Many times, a mentally or physically disabled individual will need to have guardianship established. A legal guardian is also often appointed for elderly individuals who suffer from dementia or Alzheimer disease. An incapacitated adult may not have the ability to adequately care for himself/herself, and therefore, a guardian will be appointed to ensure that they are receiving the proper care. The legal guardian will be responsible for making decisions regarding the individual’s healthcare and medical treatment, as well as any decisions that may occur in day-to-day life.
An incapacitated adult may not be able to manage their monetary funds and may be unable to make effective decisions regarding their finances. In situations such as these, the judge will appoint a guardian to have authorization and control over the individual’s assets and estates.
In order for an individual to be granted the responsibility of legal guardianship of an incapacitated adult, the petitioner must first secure a guardianship bond in order to ensure that they will not take advantage of their rights and authority.
Conservatorship vs. Guardianship
When a guardianship is established, the individual who was granted guardianship rights to an individual will usually have control and authority in decisions regarding their ward’s body, care, and day-to-day activities. In most cases, the guardian will also be responsible for maintaining and protecting their wards’ assets and estate. When the term guardianship is used, it is most commonly describing a child who has been placed under the care of a legal guardian.
On the other hand, the term conservatorship is generally used to refer to a person gaining the responsibility of managing another individual’s estate. A conservatorship is usually set up in order to protect the assets and the estate of an incapacitated adult. An adult who suffers from a disability or an illness may not be able to make effective decisions regarding his/her finances. Therefore, a conservator is appointed to administer the individual’s finances. Unlike in a guardianship, a conservator receives no rights or authority in decisions regarding the ward’s body or care.
National Guardianship Association
The National Guardianship Association is an organization that was created in order to educate and train individuals on how to be excellent legal guardians. Individuals who decide to join the organization receive excellent benefits, including discounts on publications and discounted access to the annual conference that the organization hosts.

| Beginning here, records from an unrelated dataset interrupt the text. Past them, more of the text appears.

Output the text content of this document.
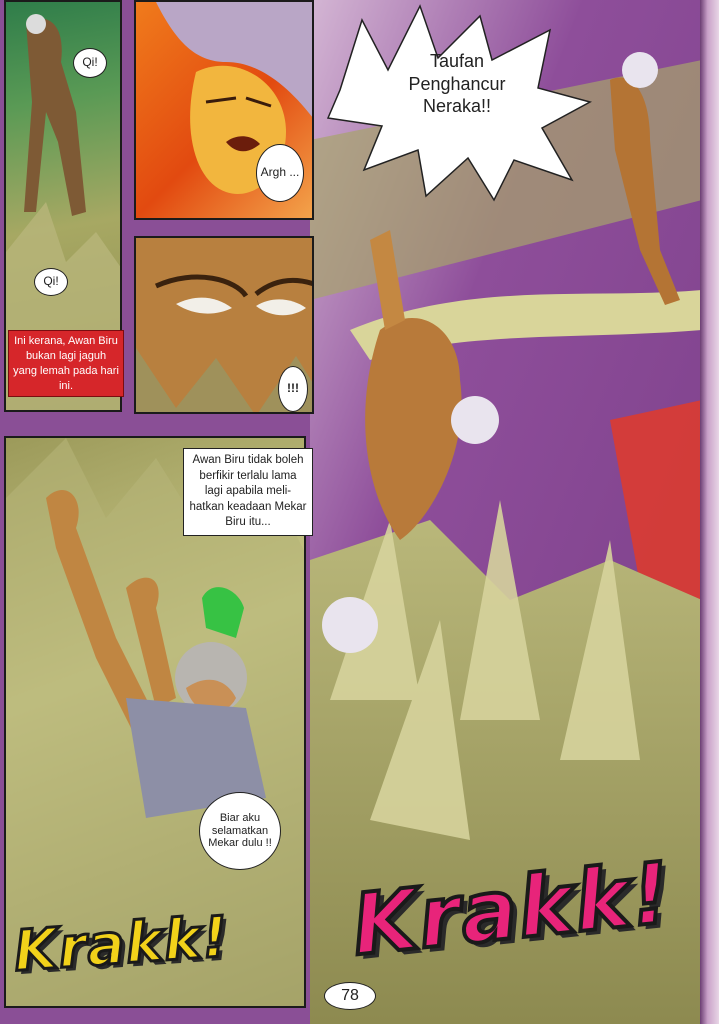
Qi!
Qi!
Ini kerana, Awan Biru bukan lagi jaguh yang lemah pada hari ini.
Argh ...
!!!
Biar aku selamatkan Mekar dulu !!
Awan Biru tidak boleh berfikir terlalu lama lagi apabila meli-hatkan keadaan Mekar Biru itu...
Taufan Penghancur Neraka!!
Krakk! Krakk!
78
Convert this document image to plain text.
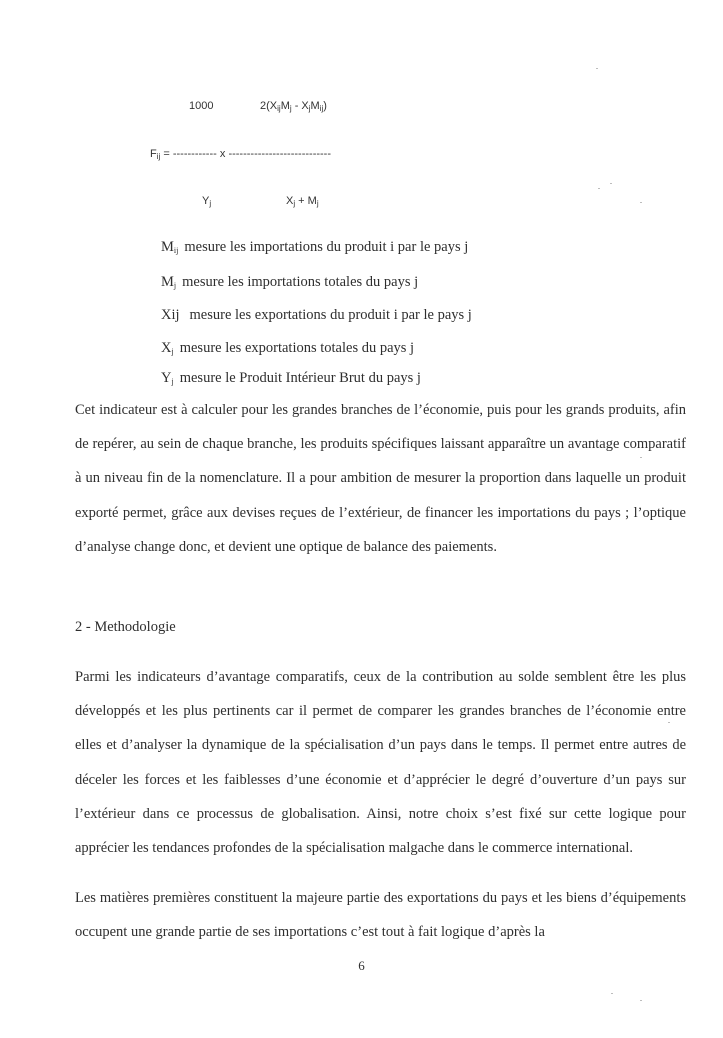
1000	$2(X_{ij}M_j - X_jM_{ij})$
$F_{ij}$ = ------------ x ----------------------------
$Y_j$	$X_j + M_j$
$M_{ij}$ mesure les importations du produit i par le pays j
$M_j$ mesure les importations totales du pays j
Xij mesure les exportations du produit i par le pays j
$X_j$ mesure les exportations totales du pays j
$Y_j$ mesure le Produit Intérieur Brut du pays j

Cet indicateur est à calculer pour les grandes branches de l’économie, puis pour les grands produits, afin de repérer, au sein de chaque branche, les produits spécifiques laissant apparaître un avantage comparatif à un niveau fin de la nomenclature. Il a pour ambition de mesurer la proportion dans laquelle un produit exporté permet, grâce aux devises reçues de l’extérieur, de financer les importations du pays ; l’optique d’analyse change donc, et devient une optique de balance des paiements.

2 - Methodologie

Parmi les indicateurs d’avantage comparatifs, ceux de la contribution au solde semblent être les plus développés et les plus pertinents car il permet de comparer les grandes branches de l’économie entre elles et d’analyser la dynamique de la spécialisation d’un pays dans le temps. Il permet entre autres de déceler les forces et les faiblesses d’une économie et d’apprécier le degré d’ouverture d’un pays sur l’extérieur dans ce processus de globalisation. Ainsi, notre choix s’est fixé sur cette logique pour apprécier les tendances profondes de la spécialisation malgache dans le commerce international.

Les matières premières constituent la majeure partie des exportations du pays et les biens d’équipements occupent une grande partie de ses importations c’est tout à fait logique d’après la

6
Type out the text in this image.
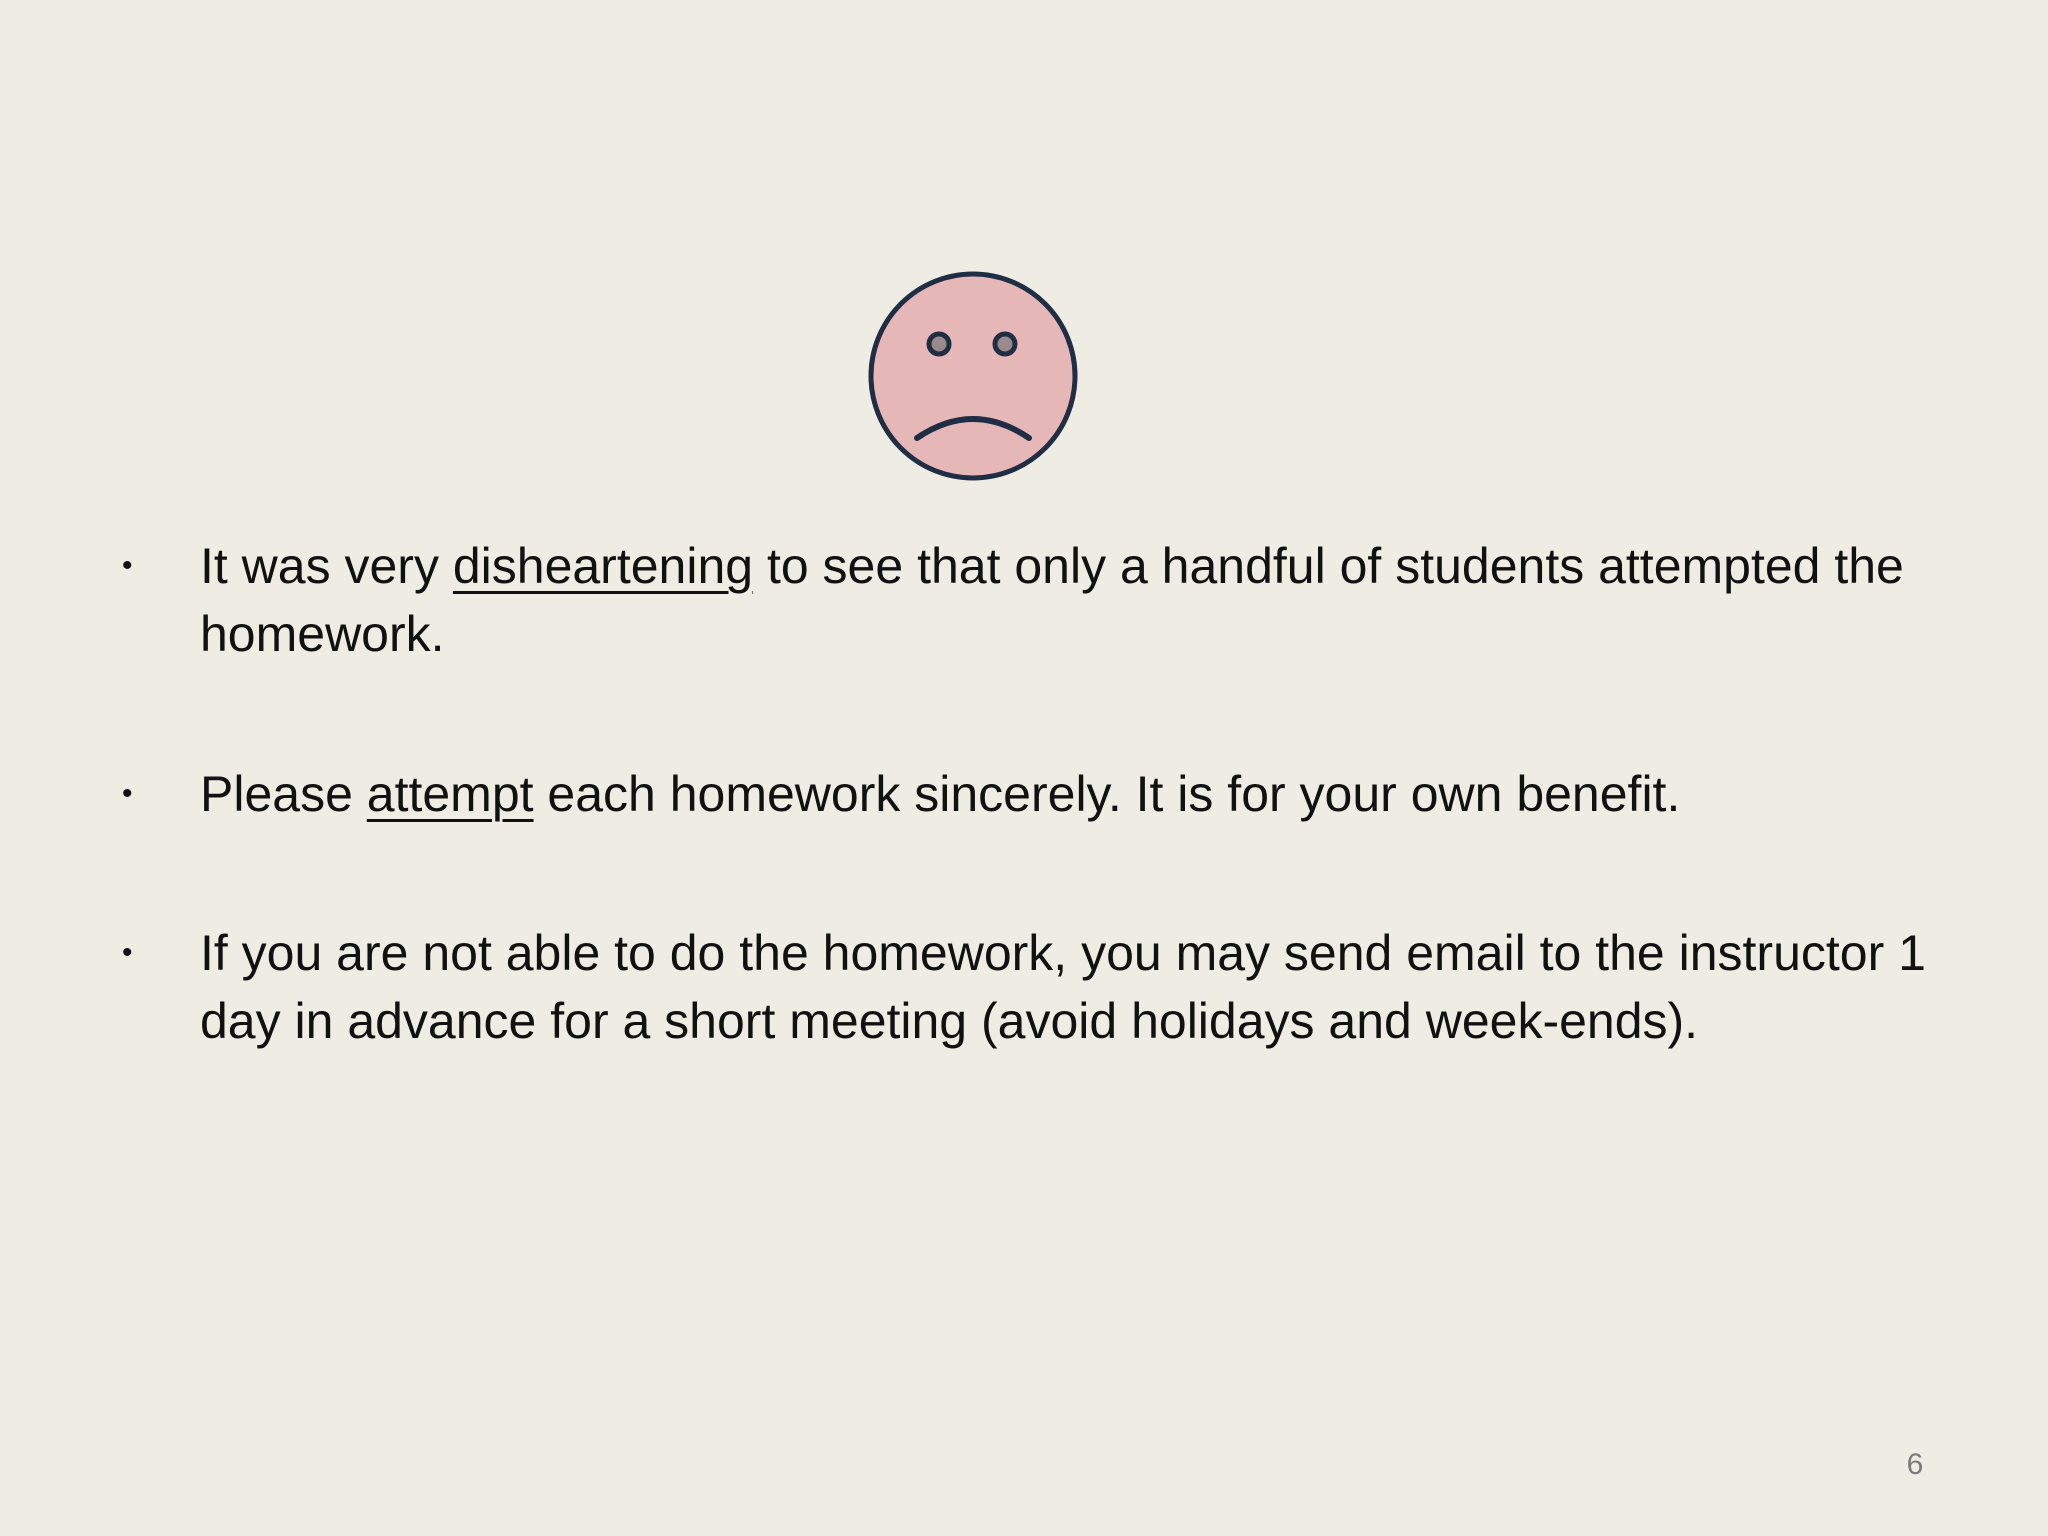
• It was very disheartening to see that only a handful of students attempted the homework.
• Please attempt each homework sincerely. It is for your own benefit.
• If you are not able to do the homework, you may send email to the instructor 1 day in advance for a short meeting (avoid holidays and week-ends).
6
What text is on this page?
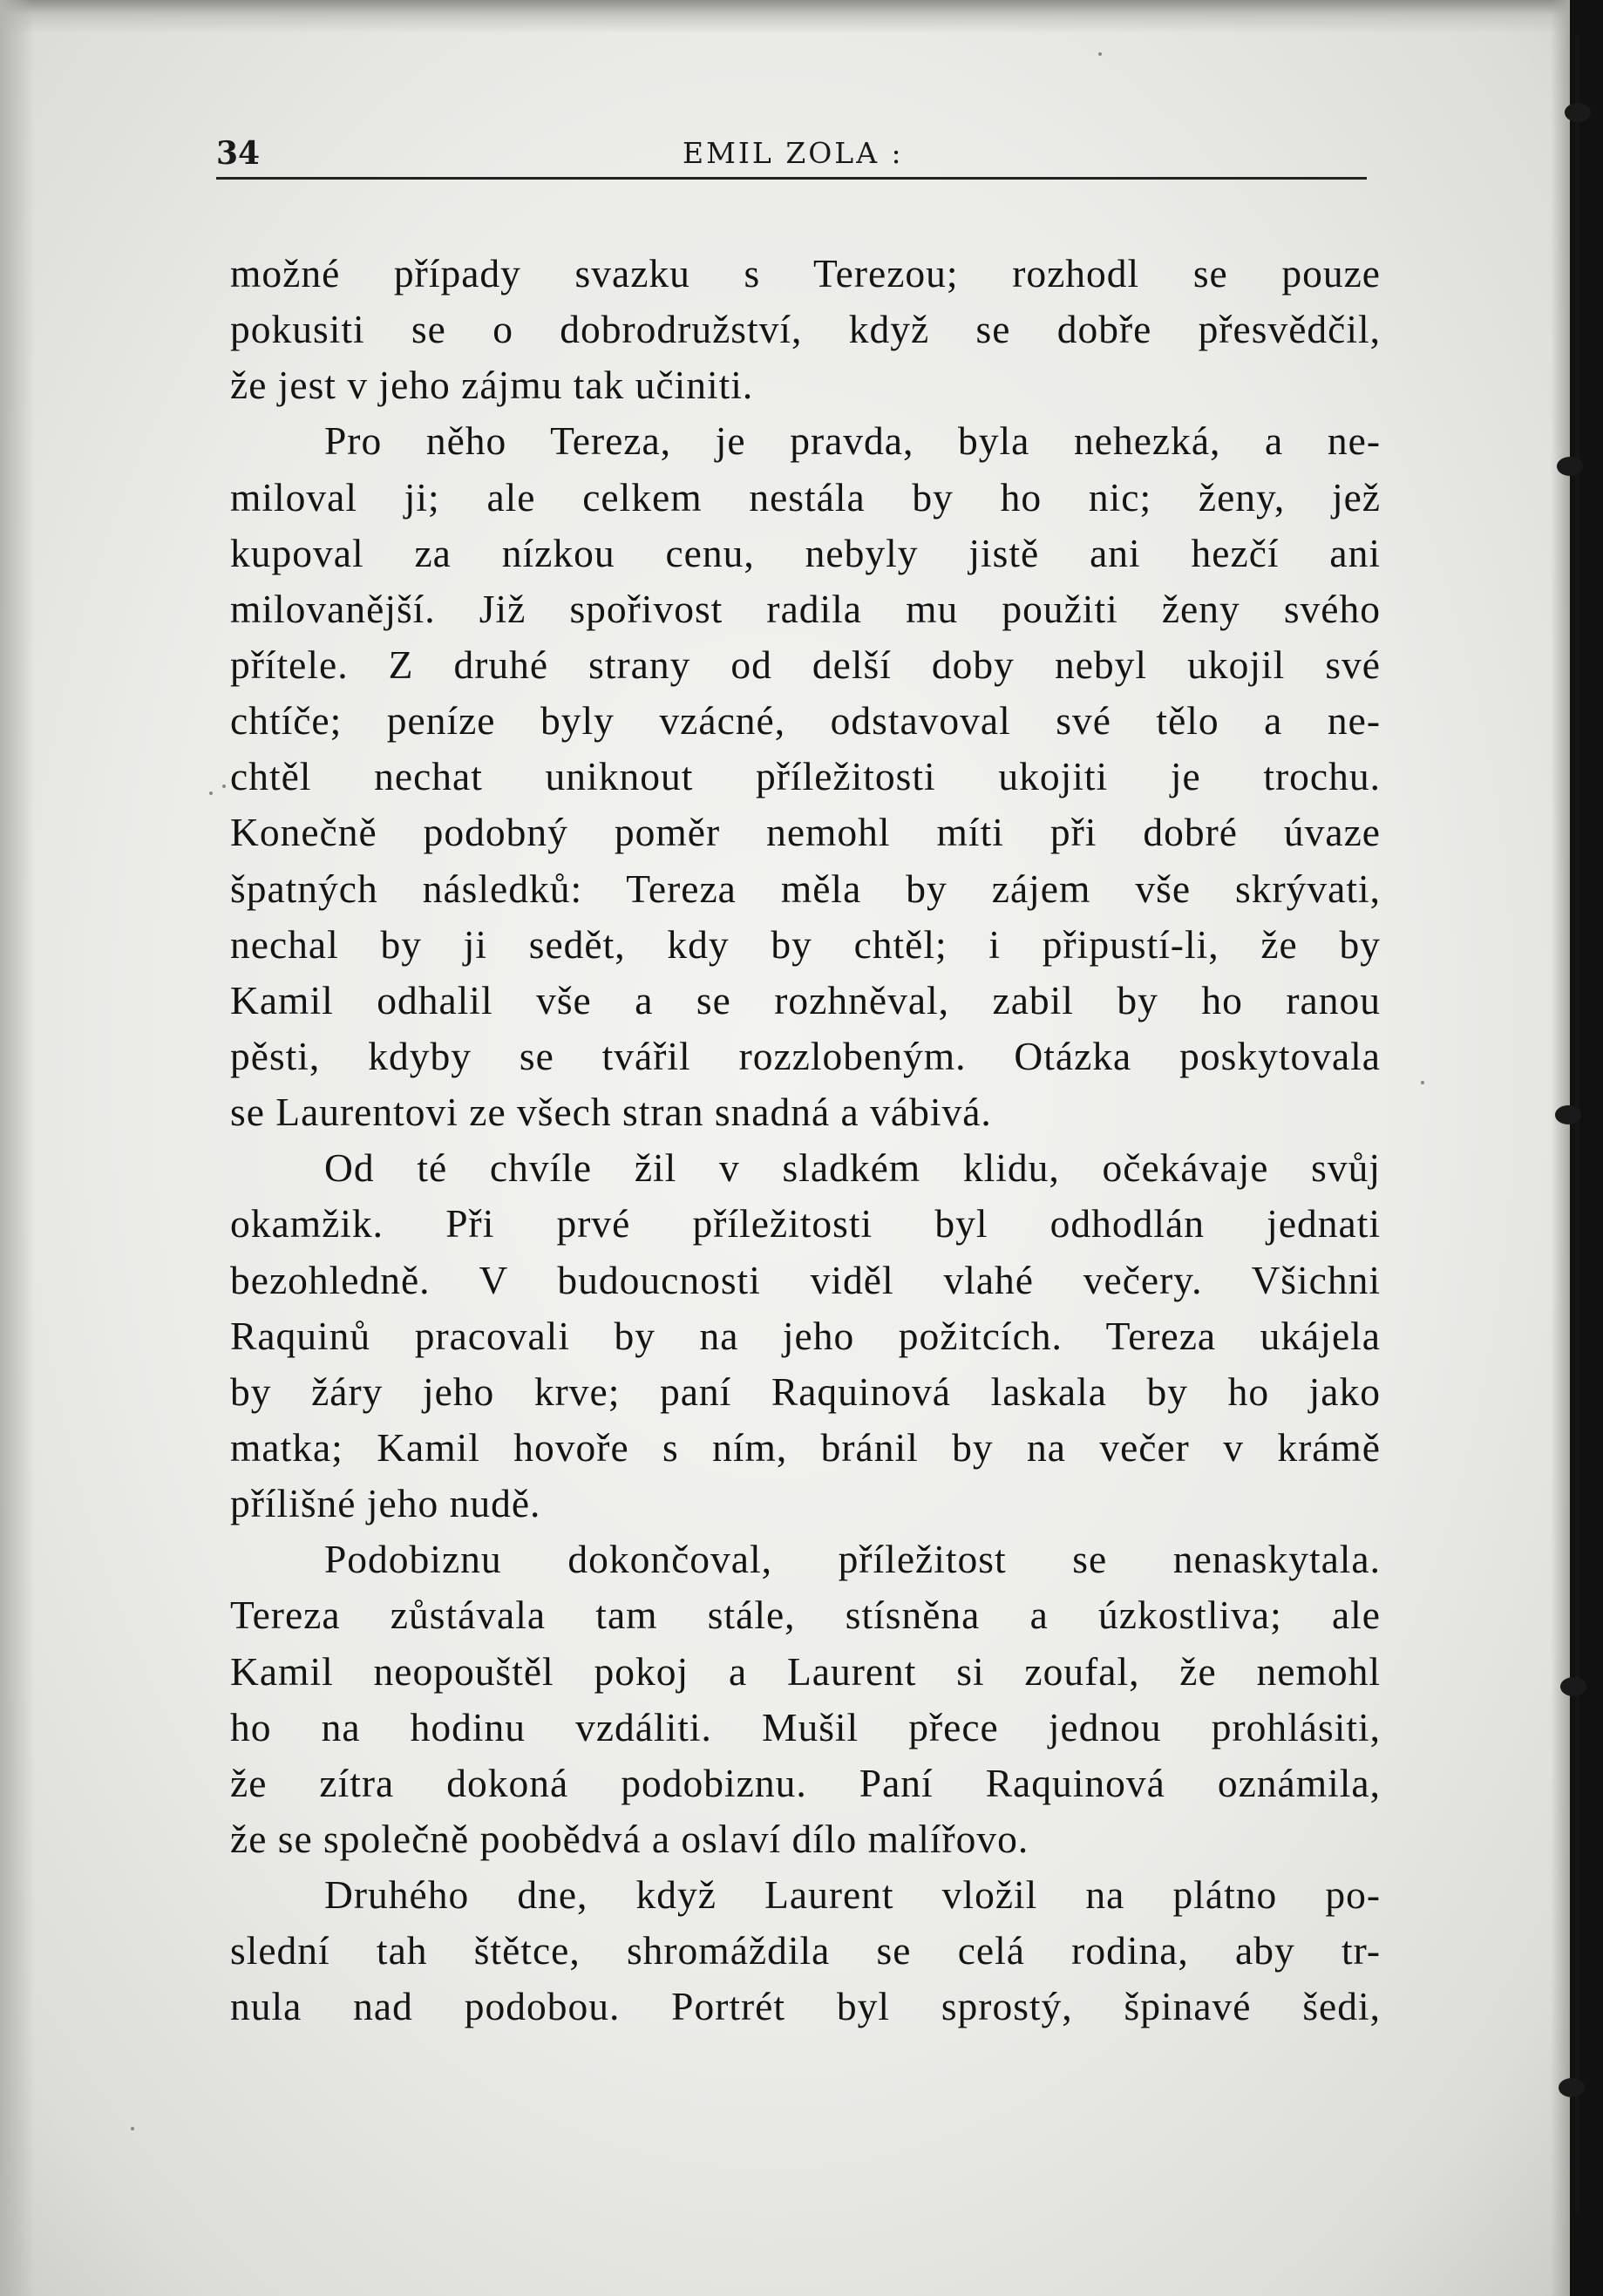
34	EMIL ZOLA :
možné případy svazku s Terezou; rozhodl se pouze
pokusiti se o dobrodružství, když se dobře přesvědčil,
že jest v jeho zájmu tak učiniti.
Pro něho Tereza, je pravda, byla nehezká, a ne-
miloval ji; ale celkem nestála by ho nic; ženy, jež
kupoval za nízkou cenu, nebyly jistě ani hezčí ani
milovanější. Již spořivost radila mu použiti ženy svého
přítele. Z druhé strany od delší doby nebyl ukojil své
chtíče; peníze byly vzácné, odstavoval své tělo a ne-
chtěl nechat uniknout příležitosti ukojiti je trochu.
Konečně podobný poměr nemohl míti při dobré úvaze
špatných následků: Tereza měla by zájem vše skrývati,
nechal by ji sedět, kdy by chtěl; i připustí-li, že by
Kamil odhalil vše a se rozhněval, zabil by ho ranou
pěsti, kdyby se tvářil rozzlobeným. Otázka poskytovala
se Laurentovi ze všech stran snadná a vábivá.
Od té chvíle žil v sladkém klidu, očekávaje svůj
okamžik. Při prvé příležitosti byl odhodlán jednati
bezohledně. V budoucnosti viděl vlahé večery. Všichni
Raquinů pracovali by na jeho požitcích. Tereza ukájela
by žáry jeho krve; paní Raquinová laskala by ho jako
matka; Kamil hovoře s ním, bránil by na večer v krámě
přílišné jeho nudě.
Podobiznu dokončoval, příležitost se nenaskytala.
Tereza zůstávala tam stále, stísněna a úzkostliva; ale
Kamil neopouštěl pokoj a Laurent si zoufal, že nemohl
ho na hodinu vzdáliti. Mušil přece jednou prohlásiti,
že zítra dokoná podobiznu. Paní Raquinová oznámila,
že se společně poobědvá a oslaví dílo malířovo.
Druhého dne, když Laurent vložil na plátno po-
slední tah štětce, shromáždila se celá rodina, aby tr-
nula nad podobou. Portrét byl sprostý, špinavé šedi,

The National Guardianship Association produces a variety of publications that outline the proper ethics and conduct of a legal guardian. They also provide a calendar of events which includes numerous conferences around the United States throughout the year. If a member decides to attend one of the conferences, then they will have the opportunity to discuss guardianship with professional guardians, as well as ask any questions that they may have.
The organization also provides review classes for the national certification exam. The National Guardianship Association provides its members with a wide array of resources that will assist them in becoming the best guardian that they can be.